M-Baqir Muhyedeen: An Iraqi American’s Journey

Muhammad Baqir Muhyedeen recounts how him and his siblings grew up as the ‘first generation’ of immigrants in North America from Iraq, and the subsequent identity crisis he faced due to a clash between the standards imposed on him and his wish for individuality. In his candid story on confronting societal norms, he foremost wants to be recognized as a human being.

This story was recorded in partnership with MALA and StoryCorps at the Arab American National Museum.

 

“I’ve had one of the biggest struggles personally on Facebook trying to put where home is. So being born as first-generation, son of immigrant family, there’s probably sort of an identity crisis growing up. Growing up, we’d usually be like one Arabic family growing up in the school, one or two. At that time I went by Mohammad. I was at a school where it was my family and then a Palestinian friend’s family. We were the only two in the whole school. So I was the only Muhammad in the whole school. And then high school, I started in Detroit and I wanna say like half the school has the name Mohammad, either in their first name or middle name or last name. So it was very different. Going from the only Mohammad in the school, the only Mo, to a school where you don’t call somebody Mohammad because you call them by their last name because everybody’s Mohammed.

I have this tremendous attachment to human rights. If I was born in the Islamic community there. I really feel like it’s North America that instilled that into my personality. And it’s not Islam. Whether Islam is to blame or Muslims today or just the region, like it doesn’t matter, it’s all irrelevant. The reality is it’s North America that made me connect with people regardless of what their races, what their religion is, what they don’t believe in or anything else. It doesn’t matter. I mean, here the most important thing, I wanna say to the Iraqi community is that their kids say that they’re Muslims, right? And that they don’t drink, they don’t go to nightclubs or whatever.

These are the important things to them in the community. I don’t know if there are bigger problems in the world or not, but. And they avoid drugs. So that’s what the community really cares about. Like these four things that I named. My father has very, very, very, very high standards for us. In his mind, we’re like Queen Elizabeth’s kids, with like let’s say a very strong Middle Eastern. They have kids and those are the only one’s we’re supposed to marry. So those are the standards he has. So maybe he’s on a very high stool or whatever. Regardless, that’s not the reality here in the U.S. You fall in love with someone and you get married. So my sisters, they all picked their spouses and every single one that got married goes through a phase where my father cuts ties and then eventually patches things up. I mean it goes as far as my second oldest sister, she fell in love through Facebook from Palestine that’s the cousin of one of her friends and she went there. She got married without us knowing. She brought him to Canada. Those are my sisters.
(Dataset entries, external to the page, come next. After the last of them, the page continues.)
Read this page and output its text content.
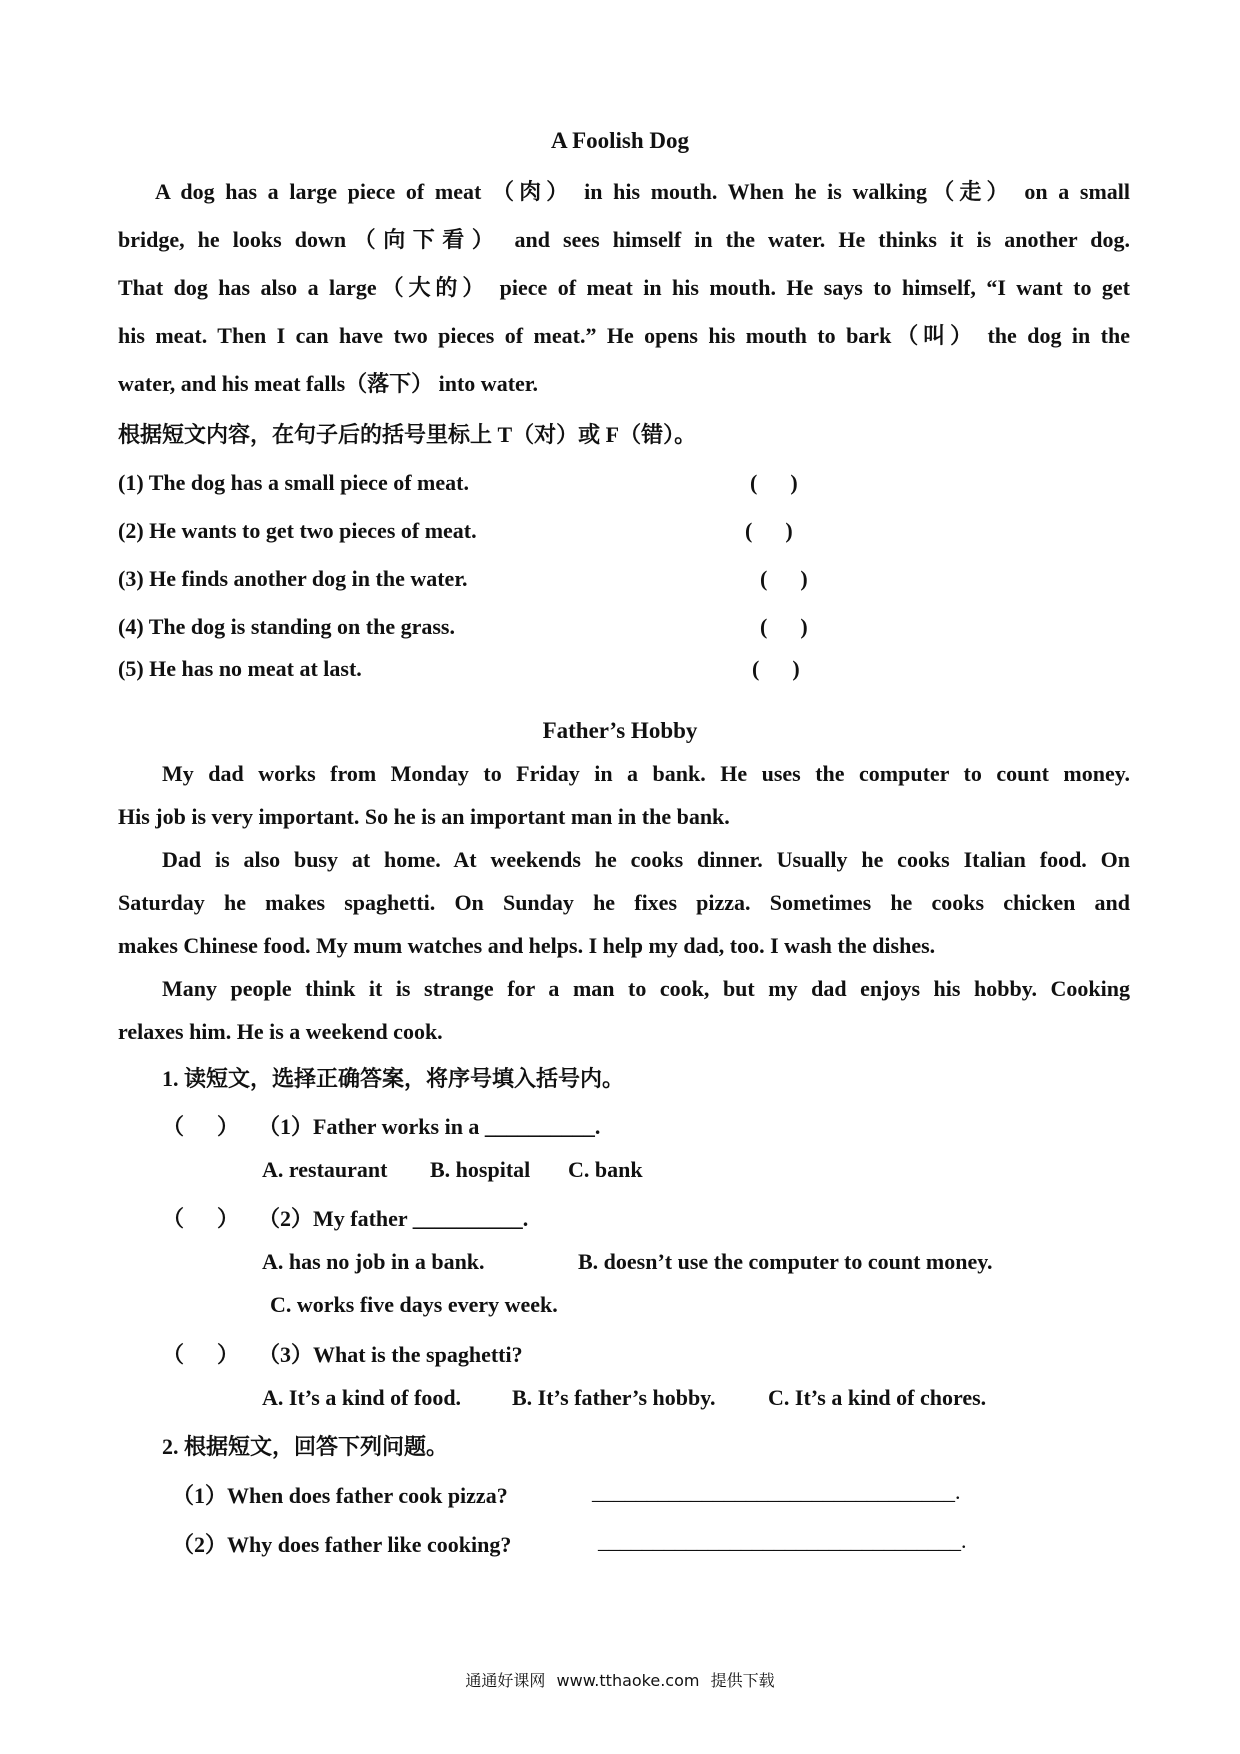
A Foolish Dog
A dog has a large piece of meat （肉） in his mouth. When he is walking（走） on a small
bridge, he looks down（向下看） and sees himself in the water. He thinks it is another dog.
That dog has also a large（大的） piece of meat in his mouth. He says to himself, “I want to get
his meat. Then I can have two pieces of meat.” He opens his mouth to bark（叫） the dog in the
water, and his meat falls（落下） into water.
根据短文内容，在句子后的括号里标上 T（对）或 F（错）。
(1) The dog has a small piece of meat.	(      )
(2) He wants to get two pieces of meat.	(      )
(3) He finds another dog in the water.	(      )
(4) The dog is standing on the grass.	(      )
(5) He has no meat at last.	(      )
Father’s Hobby
My dad works from Monday to Friday in a bank. He uses the computer to count money.
His job is very important. So he is an important man in the bank.
Dad is also busy at home. At weekends he cooks dinner. Usually he cooks Italian food. On
Saturday he makes spaghetti. On Sunday he fixes pizza. Sometimes he cooks chicken and
makes Chinese food. My mum watches and helps. I help my dad, too. I wash the dishes.
Many people think it is strange for a man to cook, but my dad enjoys his hobby. Cooking
relaxes him. He is a weekend cook.
1. 读短文，选择正确答案，将序号填入括号内。
（      ） （1）Father works in a __________.
A. restaurant B. hospital C. bank
（      ） （2）My father __________.
A. has no job in a bank.	B. doesn’t use the computer to count money.
C. works five days every week.
（      ） （3）What is the spaghetti?
A. It’s a kind of food. B. It’s father’s hobby. C. It’s a kind of chores.
2. 根据短文，回答下列问题。
（1）When does father cook pizza?	_________________________________.
（2）Why does father like cooking?	_________________________________.
通通好课网 www.tthaoke.com 提供下载
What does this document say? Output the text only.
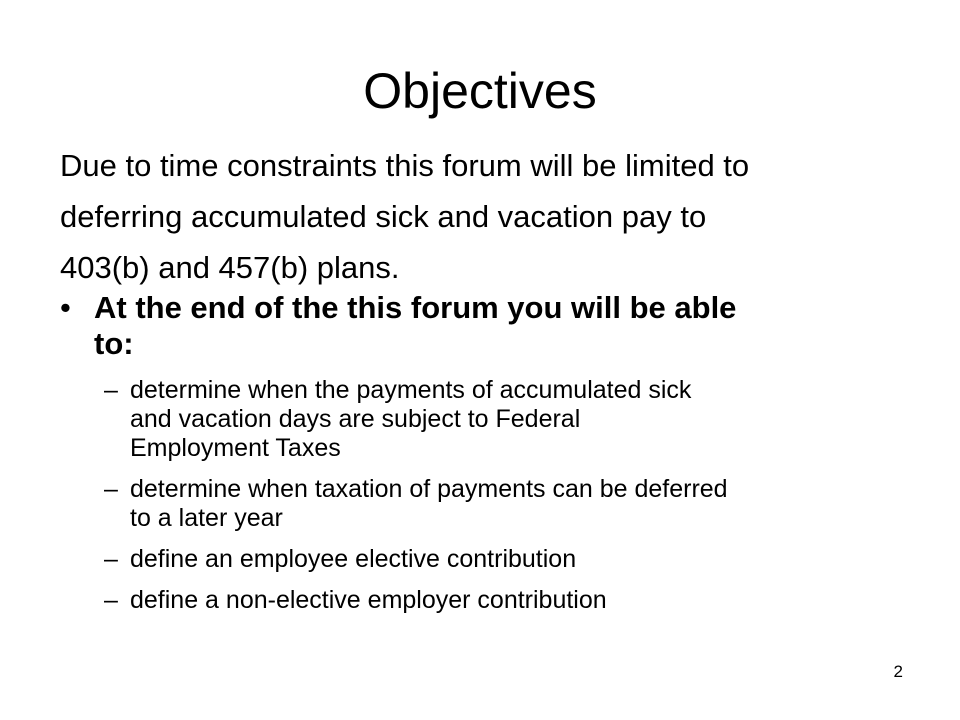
Objectives
Due to time constraints this forum will be limited to
deferring accumulated sick and vacation pay to
403(b) and 457(b) plans.
• At the end of the this forum you will be able
to:
– determine when the payments of accumulated sick
and vacation days are subject to Federal
Employment Taxes
– determine when taxation of payments can be deferred
to a later year
– define an employee elective contribution
– define a non-elective employer contribution
2
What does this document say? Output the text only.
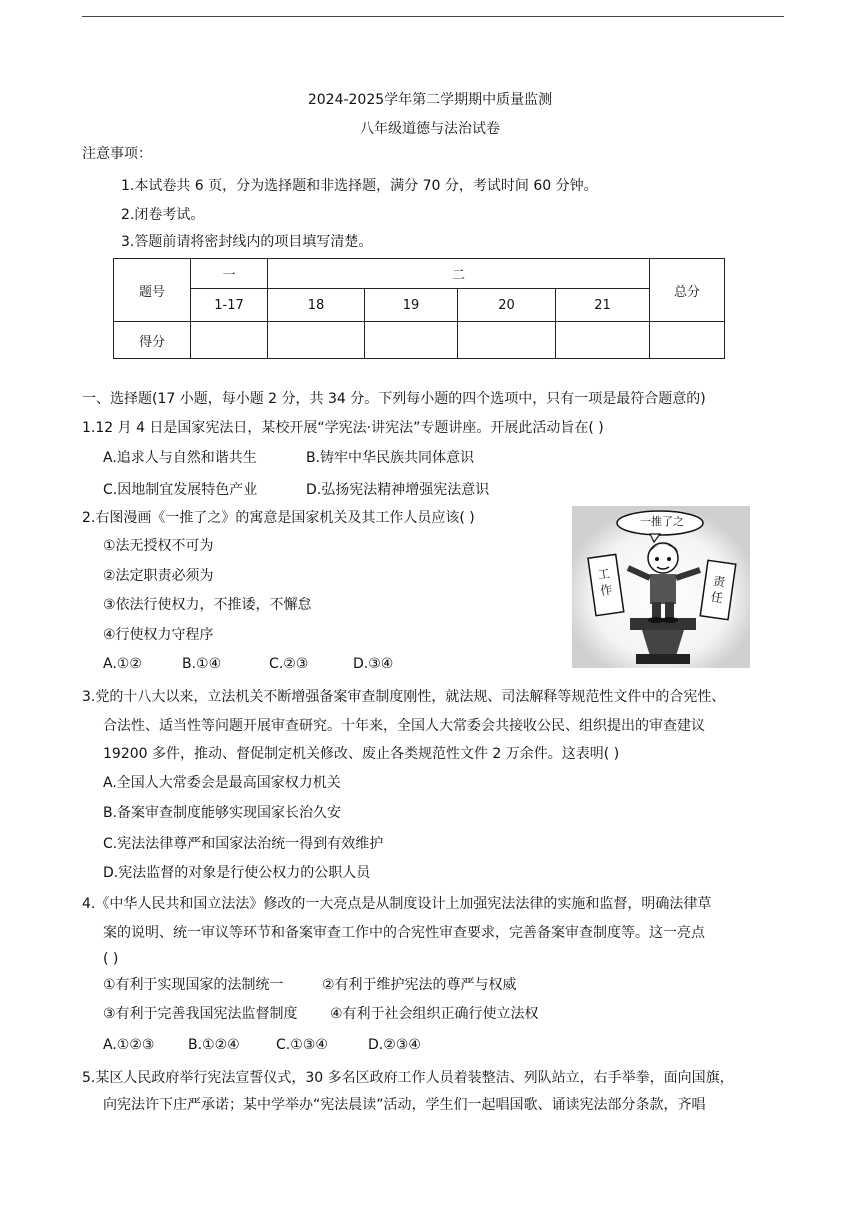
2024-2025学年第二学期期中质量监测
八年级道德与法治试卷
注意事项：
1.本试卷共 6 页，分为选择题和非选择题，满分 70 分，考试时间 60 分钟。
2.闭卷考试。
3.答题前请将密封线内的项目填写清楚。
题号	一	二				总分
	1-17	18	19	20	21	
得分						
一、选择题(17 小题，每小题 2 分，共 34 分。下列每小题的四个选项中，只有一项是最符合题意的)
1.12 月 4 日是国家宪法日，某校开展“学宪法·讲宪法”专题讲座。开展此活动旨在( )
A.追求人与自然和谐共生	B.铸牢中华民族共同体意识
C.因地制宜发展特色产业	D.弘扬宪法精神增强宪法意识
2.右图漫画《一推了之》的寓意是国家机关及其工作人员应该( )
①法无授权不可为
②法定职责必须为
③依法行使权力，不推诿，不懈怠
④行使权力守程序
A.①②	B.①④	C.②③	D.③④
一推了之
工作
责任
3.党的十八大以来，立法机关不断增强备案审查制度刚性，就法规、司法解释等规范性文件中的合宪性、
合法性、适当性等问题开展审查研究。十年来，全国人大常委会共接收公民、组织提出的审查建议
19200 多件，推动、督促制定机关修改、废止各类规范性文件 2 万余件。这表明( )
A.全国人大常委会是最高国家权力机关
B.备案审查制度能够实现国家长治久安
C.宪法法律尊严和国家法治统一得到有效维护
D.宪法监督的对象是行使公权力的公职人员
4.《中华人民共和国立法法》修改的一大亮点是从制度设计上加强宪法法律的实施和监督，明确法律草
案的说明、统一审议等环节和备案审查工作中的合宪性审查要求，完善备案审查制度等。这一亮点
( )
①有利于实现国家的法制统一	②有利于维护宪法的尊严与权威
③有利于完善我国宪法监督制度 ④有利于社会组织正确行使立法权
A.①②③ B.①②④	C.①③④	D.②③④
5.某区人民政府举行宪法宣誓仪式，30 多名区政府工作人员着装整洁、列队站立，右手举拳，面向国旗，
向宪法许下庄严承诺；某中学举办“宪法晨读”活动，学生们一起唱国歌、诵读宪法部分条款，齐唱
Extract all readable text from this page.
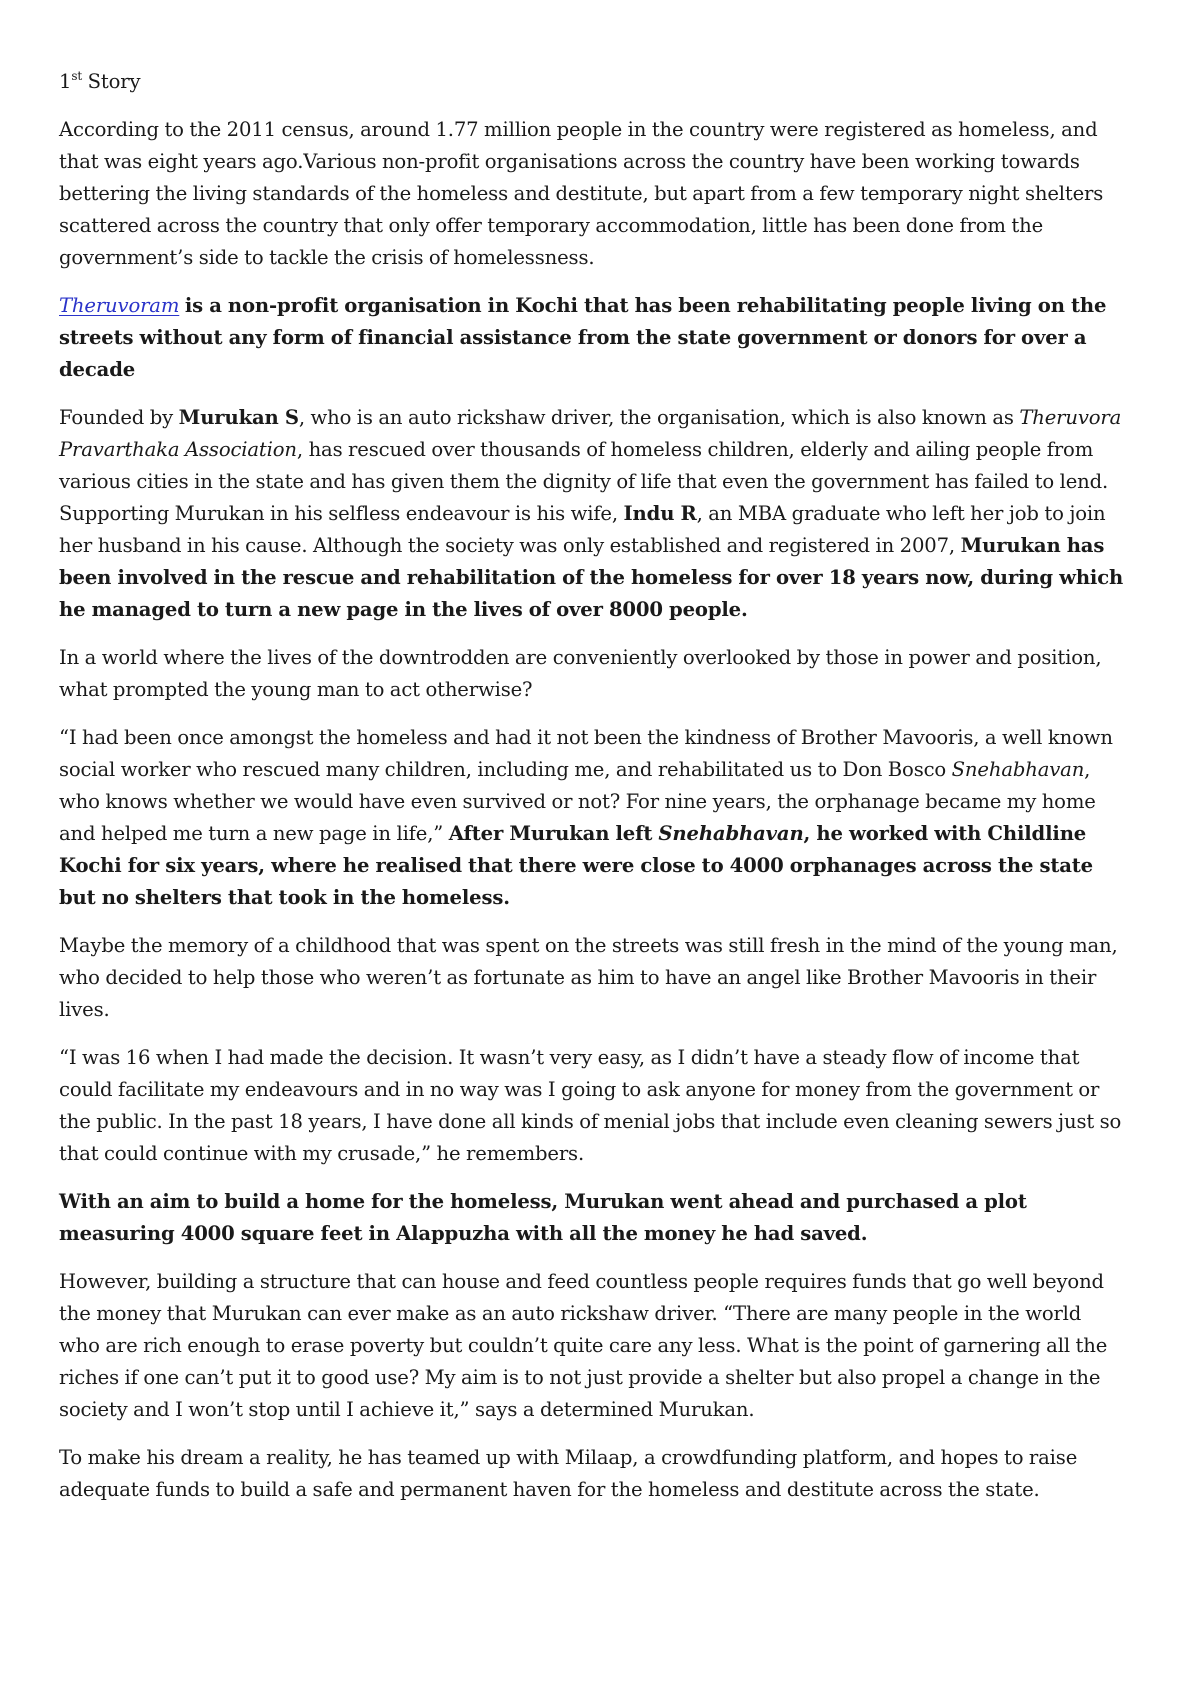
1st Story

According to the 2011 census, around 1.77 million people in the country were registered as homeless, and that was eight years ago.Various non-profit organisations across the country have been working towards bettering the living standards of the homeless and destitute, but apart from a few temporary night shelters scattered across the country that only offer temporary accommodation, little has been done from the government’s side to tackle the crisis of homelessness.

Theruvoram is a non-profit organisation in Kochi that has been rehabilitating people living on the streets without any form of financial assistance from the state government or donors for over a decade

Founded by Murukan S, who is an auto rickshaw driver, the organisation, which is also known as Theruvora Pravarthaka Association, has rescued over thousands of homeless children, elderly and ailing people from various cities in the state and has given them the dignity of life that even the government has failed to lend. Supporting Murukan in his selfless endeavour is his wife, Indu R, an MBA graduate who left her job to join her husband in his cause. Although the society was only established and registered in 2007, Murukan has been involved in the rescue and rehabilitation of the homeless for over 18 years now, during which he managed to turn a new page in the lives of over 8000 people.

In a world where the lives of the downtrodden are conveniently overlooked by those in power and position, what prompted the young man to act otherwise?

“I had been once amongst the homeless and had it not been the kindness of Brother Mavooris, a well known social worker who rescued many children, including me, and rehabilitated us to Don Bosco Snehabhavan, who knows whether we would have even survived or not? For nine years, the orphanage became my home and helped me turn a new page in life,” After Murukan left Snehabhavan, he worked with Childline Kochi for six years, where he realised that there were close to 4000 orphanages across the state but no shelters that took in the homeless.

Maybe the memory of a childhood that was spent on the streets was still fresh in the mind of the young man, who decided to help those who weren’t as fortunate as him to have an angel like Brother Mavooris in their lives.

“I was 16 when I had made the decision. It wasn’t very easy, as I didn’t have a steady flow of income that could facilitate my endeavours and in no way was I going to ask anyone for money from the government or the public. In the past 18 years, I have done all kinds of menial jobs that include even cleaning sewers just so that could continue with my crusade,” he remembers.

With an aim to build a home for the homeless, Murukan went ahead and purchased a plot measuring 4000 square feet in Alappuzha with all the money he had saved.

However, building a structure that can house and feed countless people requires funds that go well beyond the money that Murukan can ever make as an auto rickshaw driver. “There are many people in the world who are rich enough to erase poverty but couldn’t quite care any less. What is the point of garnering all the riches if one can’t put it to good use? My aim is to not just provide a shelter but also propel a change in the society and I won’t stop until I achieve it,” says a determined Murukan.

To make his dream a reality, he has teamed up with Milaap, a crowdfunding platform, and hopes to raise adequate funds to build a safe and permanent haven for the homeless and destitute across the state.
So most of the problems, the cut off ties between my father and us was due to their marriages. Islam does not say you need your father’s permission for marriage. It’s in the books, but there is no ground for it. I’m going to speak from a Shiite perspective just because that’s what I’ve read up on most of my life. Shiite perspective puts it as an obligatory precaution. To answer the like identity question, what do I identify myself with first. It’s human. Labels build barriers, so we’re all human. You could take a 70 year old man from Najaf and a 70 year old man from Alabama, where I lived for a couple of years and a 70 year old man from Alberta where I was for the past few years and they all have the same culture with different labels. One’s very heavily invested in religion, treats it the same as the guy who treats his baseball team in the south, the same way that the guy treats his hockey team in the north, northern Canada. So it’s the same mentality. People all have the same exact mentality with just different labels and different parts of the world they’re born in kind of depends which way they’re facing, but we’re all humans so I’d like to leave it with that.”